Guess what! I had a GOOD day today. I did nothing special. I took my cat to the groomers, went to the bank, and went to Walmart. Just getting out of the house was all I needed to improve my mood. I’m going to the doctors tomorrow and I might go shopping after (giving myself a limit though) because that always makes me feel happy. I think I need to get out of my house every day, even if it’s just for a 20 minute walk. I think that’s what I need to keep myself sane.
Thanks for all the messages guys. I really appreciate it.
My mind is filled with negativity. I am no longer motivated. No longer happy. Why is this?! I need something worth living for.
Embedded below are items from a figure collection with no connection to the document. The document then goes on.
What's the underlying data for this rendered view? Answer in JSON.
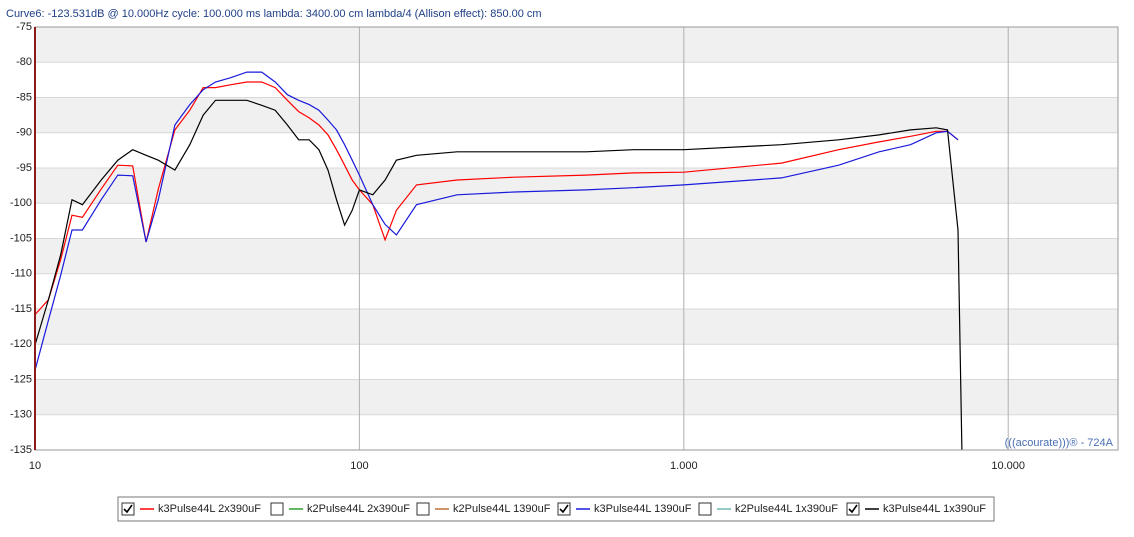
{
  "chart_data": {
    "type": "line",
    "header": "Curve6:  -123.531dB @ 10.000Hz    cycle: 100.000 ms   lambda: 3400.00 cm  lambda/4 (Allison effect): 850.00 cm",
    "watermark": "(((acourate)))® - 724A",
    "xscale": "log",
    "grid": true,
    "xlim": [
      10,
      21800
    ],
    "xticks": [
      10,
      100,
      {
        "value": 1000,
        "label": "1.000"
      },
      {
        "value": 10000,
        "label": "10.000"
      }
    ],
    "ylim": [
      -135,
      -75
    ],
    "yticks": [
      -75,
      -80,
      -85,
      -90,
      -95,
      -100,
      -105,
      -110,
      -115,
      -120,
      -125,
      -130,
      -135
    ],
    "x": [
      10,
      11,
      12,
      13,
      14,
      16,
      18,
      20,
      22,
      24,
      27,
      30,
      33,
      36,
      40,
      45,
      50,
      55,
      60,
      65,
      70,
      75,
      80,
      85,
      90,
      95,
      100,
      110,
      120,
      130,
      150,
      200,
      300,
      500,
      700,
      1000,
      2000,
      3000,
      4000,
      5000,
      6000,
      6500,
      7000,
      7200
    ],
    "series": [
      {
        "name": "k3Pulse44L 2x390uF",
        "color": "#ff0000",
        "checked": true,
        "values": [
          -115.8,
          -113.7,
          -108,
          -101.7,
          -102,
          -98,
          -94.6,
          -94.7,
          -105.5,
          -98,
          -89.6,
          -86.8,
          -83.6,
          -83.6,
          -83.2,
          -82.8,
          -82.8,
          -83.6,
          -85.4,
          -87,
          -87.9,
          -88.9,
          -90.3,
          -92.4,
          -94.6,
          -96.7,
          -98.1,
          -100.2,
          -105.2,
          -101,
          -97.4,
          -96.7,
          -96.3,
          -96,
          -95.7,
          -95.6,
          -94.3,
          -92.4,
          -91.3,
          -90.5,
          -89.8,
          -89.8,
          -91,
          null
        ]
      },
      {
        "name": "k2Pulse44L 2x390uF",
        "color": "#2ca02c",
        "checked": false
      },
      {
        "name": "k2Pulse44L 1390uF",
        "color": "#c0703a",
        "checked": false
      },
      {
        "name": "k3Pulse44L 1390uF",
        "color": "#1a1adc",
        "checked": true,
        "values": [
          -123.7,
          -116.6,
          -110.2,
          -103.8,
          -103.8,
          -99.5,
          -96,
          -96.1,
          -105.5,
          -99.5,
          -88.9,
          -86,
          -83.9,
          -82.8,
          -82.2,
          -81.4,
          -81.4,
          -82.8,
          -84.6,
          -85.4,
          -86,
          -86.8,
          -88.2,
          -89.6,
          -91.7,
          -93.9,
          -96,
          -100.2,
          -103,
          -104.5,
          -100.2,
          -98.8,
          -98.4,
          -98.1,
          -97.8,
          -97.4,
          -96.4,
          -94.6,
          -92.7,
          -91.7,
          -90,
          -89.8,
          -91,
          null
        ]
      },
      {
        "name": "k2Pulse44L 1x390uF",
        "color": "#6fb8b0",
        "checked": false
      },
      {
        "name": "k3Pulse44L 1x390uF",
        "color": "#000000",
        "checked": true,
        "values": [
          -120.1,
          -113.7,
          -107.3,
          -99.5,
          -100.2,
          -96.7,
          -93.9,
          -92.4,
          -93.2,
          -93.9,
          -95.3,
          -91.7,
          -87.5,
          -85.4,
          -85.4,
          -85.4,
          -86.1,
          -86.8,
          -88.9,
          -91,
          -91,
          -92.4,
          -95.3,
          -99.5,
          -103.1,
          -101,
          -98.1,
          -98.8,
          -96.7,
          -93.9,
          -93.2,
          -92.7,
          -92.7,
          -92.7,
          -92.4,
          -92.4,
          -91.7,
          -91,
          -90.3,
          -89.6,
          -89.3,
          -89.6,
          -103.8,
          -135
        ]
      }
    ]
  }
}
My life is now dominated by money, pills, and sadness. I need to get these evil thoughts out of my brain. I’ve come so close to cutting myself, burning myself, and basically anything I can think of that is destructive to my body.
I have to figure out my future. I can’t live like this forever. This car accident seriously fucked me up. I was so happy up until that point. Fucking douchebag.
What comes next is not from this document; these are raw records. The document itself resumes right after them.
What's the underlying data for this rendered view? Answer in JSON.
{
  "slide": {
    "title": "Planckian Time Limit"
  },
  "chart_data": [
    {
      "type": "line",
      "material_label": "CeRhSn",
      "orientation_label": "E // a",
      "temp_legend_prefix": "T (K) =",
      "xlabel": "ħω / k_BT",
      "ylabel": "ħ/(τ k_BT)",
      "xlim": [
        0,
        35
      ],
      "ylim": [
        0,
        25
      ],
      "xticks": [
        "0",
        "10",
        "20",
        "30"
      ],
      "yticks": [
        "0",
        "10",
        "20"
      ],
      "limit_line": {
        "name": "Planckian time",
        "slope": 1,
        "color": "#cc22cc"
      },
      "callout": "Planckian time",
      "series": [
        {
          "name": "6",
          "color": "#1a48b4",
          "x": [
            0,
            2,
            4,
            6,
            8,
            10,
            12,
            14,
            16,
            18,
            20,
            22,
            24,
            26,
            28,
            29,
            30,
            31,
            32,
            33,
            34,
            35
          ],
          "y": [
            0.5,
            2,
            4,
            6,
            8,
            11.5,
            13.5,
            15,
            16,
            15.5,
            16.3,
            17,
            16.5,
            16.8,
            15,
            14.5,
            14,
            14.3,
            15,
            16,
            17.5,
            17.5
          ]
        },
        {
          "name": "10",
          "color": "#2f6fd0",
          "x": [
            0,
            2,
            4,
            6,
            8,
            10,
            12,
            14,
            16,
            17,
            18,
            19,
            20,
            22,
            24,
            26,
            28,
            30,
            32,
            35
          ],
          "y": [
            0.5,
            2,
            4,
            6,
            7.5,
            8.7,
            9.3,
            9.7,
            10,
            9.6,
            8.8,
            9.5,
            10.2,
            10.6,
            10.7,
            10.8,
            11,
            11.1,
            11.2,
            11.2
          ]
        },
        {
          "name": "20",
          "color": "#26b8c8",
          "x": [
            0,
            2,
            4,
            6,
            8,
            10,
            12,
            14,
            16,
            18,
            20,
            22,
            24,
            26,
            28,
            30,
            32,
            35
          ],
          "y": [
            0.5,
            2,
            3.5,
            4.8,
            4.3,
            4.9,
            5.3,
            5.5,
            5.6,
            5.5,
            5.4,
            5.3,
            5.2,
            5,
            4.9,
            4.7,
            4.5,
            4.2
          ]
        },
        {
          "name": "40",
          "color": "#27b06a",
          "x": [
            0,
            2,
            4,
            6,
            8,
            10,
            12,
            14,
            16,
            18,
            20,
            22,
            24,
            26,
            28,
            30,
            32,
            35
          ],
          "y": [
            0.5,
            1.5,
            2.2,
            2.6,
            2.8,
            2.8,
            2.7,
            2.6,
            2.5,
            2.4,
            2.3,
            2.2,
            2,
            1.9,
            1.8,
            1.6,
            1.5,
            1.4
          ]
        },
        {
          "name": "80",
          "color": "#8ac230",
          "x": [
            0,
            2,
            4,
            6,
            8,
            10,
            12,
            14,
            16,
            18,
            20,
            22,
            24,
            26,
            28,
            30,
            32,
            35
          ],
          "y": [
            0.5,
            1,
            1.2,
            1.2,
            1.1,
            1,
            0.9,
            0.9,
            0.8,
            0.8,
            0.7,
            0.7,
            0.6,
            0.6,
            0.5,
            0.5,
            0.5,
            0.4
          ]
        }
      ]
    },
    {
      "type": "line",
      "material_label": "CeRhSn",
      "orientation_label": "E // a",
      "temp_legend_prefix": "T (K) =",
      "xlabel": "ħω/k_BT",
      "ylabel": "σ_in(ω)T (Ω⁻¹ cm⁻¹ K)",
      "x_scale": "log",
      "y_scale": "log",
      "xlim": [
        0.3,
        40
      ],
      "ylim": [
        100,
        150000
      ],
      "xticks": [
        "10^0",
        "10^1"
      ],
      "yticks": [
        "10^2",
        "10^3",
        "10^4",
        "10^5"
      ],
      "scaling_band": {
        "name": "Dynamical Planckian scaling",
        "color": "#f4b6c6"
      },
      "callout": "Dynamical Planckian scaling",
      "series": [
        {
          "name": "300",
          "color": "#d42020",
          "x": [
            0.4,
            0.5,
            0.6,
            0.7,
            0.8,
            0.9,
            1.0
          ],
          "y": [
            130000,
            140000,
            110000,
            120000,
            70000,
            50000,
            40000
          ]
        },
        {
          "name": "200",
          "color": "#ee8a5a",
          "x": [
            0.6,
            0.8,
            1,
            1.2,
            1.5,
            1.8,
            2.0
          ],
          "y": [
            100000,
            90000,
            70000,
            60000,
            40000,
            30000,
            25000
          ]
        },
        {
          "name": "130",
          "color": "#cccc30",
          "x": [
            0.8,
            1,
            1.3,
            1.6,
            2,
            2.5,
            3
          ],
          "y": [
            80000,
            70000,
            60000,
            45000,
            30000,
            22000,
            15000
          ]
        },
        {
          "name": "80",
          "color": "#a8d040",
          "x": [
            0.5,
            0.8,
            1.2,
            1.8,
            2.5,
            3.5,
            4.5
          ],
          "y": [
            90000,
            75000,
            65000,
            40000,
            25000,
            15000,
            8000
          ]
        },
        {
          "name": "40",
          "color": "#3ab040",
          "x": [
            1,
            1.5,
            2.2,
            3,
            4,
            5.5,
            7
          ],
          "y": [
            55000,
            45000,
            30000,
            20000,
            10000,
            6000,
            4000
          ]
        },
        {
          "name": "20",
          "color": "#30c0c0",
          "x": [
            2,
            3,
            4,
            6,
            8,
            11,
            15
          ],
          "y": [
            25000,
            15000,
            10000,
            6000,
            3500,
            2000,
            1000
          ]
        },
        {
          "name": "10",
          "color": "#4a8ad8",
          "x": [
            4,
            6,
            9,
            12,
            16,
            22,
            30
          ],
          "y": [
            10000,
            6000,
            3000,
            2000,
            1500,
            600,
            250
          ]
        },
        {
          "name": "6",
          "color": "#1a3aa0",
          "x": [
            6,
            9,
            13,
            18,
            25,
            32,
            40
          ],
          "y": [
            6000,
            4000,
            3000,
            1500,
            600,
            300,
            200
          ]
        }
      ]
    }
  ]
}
Holy fuck I’m lonely and depressing. I’m literally texting everyone I know just for someone to talk to and no one is responding. It’s like I smell of desperation. I don’t even know what to do right now. Kind if want to go walk down to the park and sit on the swings, just to get the fuck out of my house.
How can one person make me feel this way. Feel so much. I barely know him, yet I feel like I know everything about him. I have never had such deep and thought provoking conversations with any guy my own age, let alone younger. He makes me feel excited and like there’s so much in life that I have to look forward to. He makes me want to be the best possible version of myself. I don’t understand.. I feel like he isn’t even human. He’s too perfect, too amazing. I keep having to pinch myself to see if it’s all real.
This night is flawless, don’t you let it go
I’m wonderstruck, dancing around all alone
I’ll spend forever wondering if you knew
I was enchanted to meet you
Please don’t be in love with someone else
Please don’t have somebody waiting on you
Seriously, why can’t I stop crying. I’ve literally been sitting here sobbing on and off all day. I should probably stop listening to depressing music..
I take back that last post. Just had the best week of my life. I’ve been crying non stop since I’ve been home because I just want to stay there forever.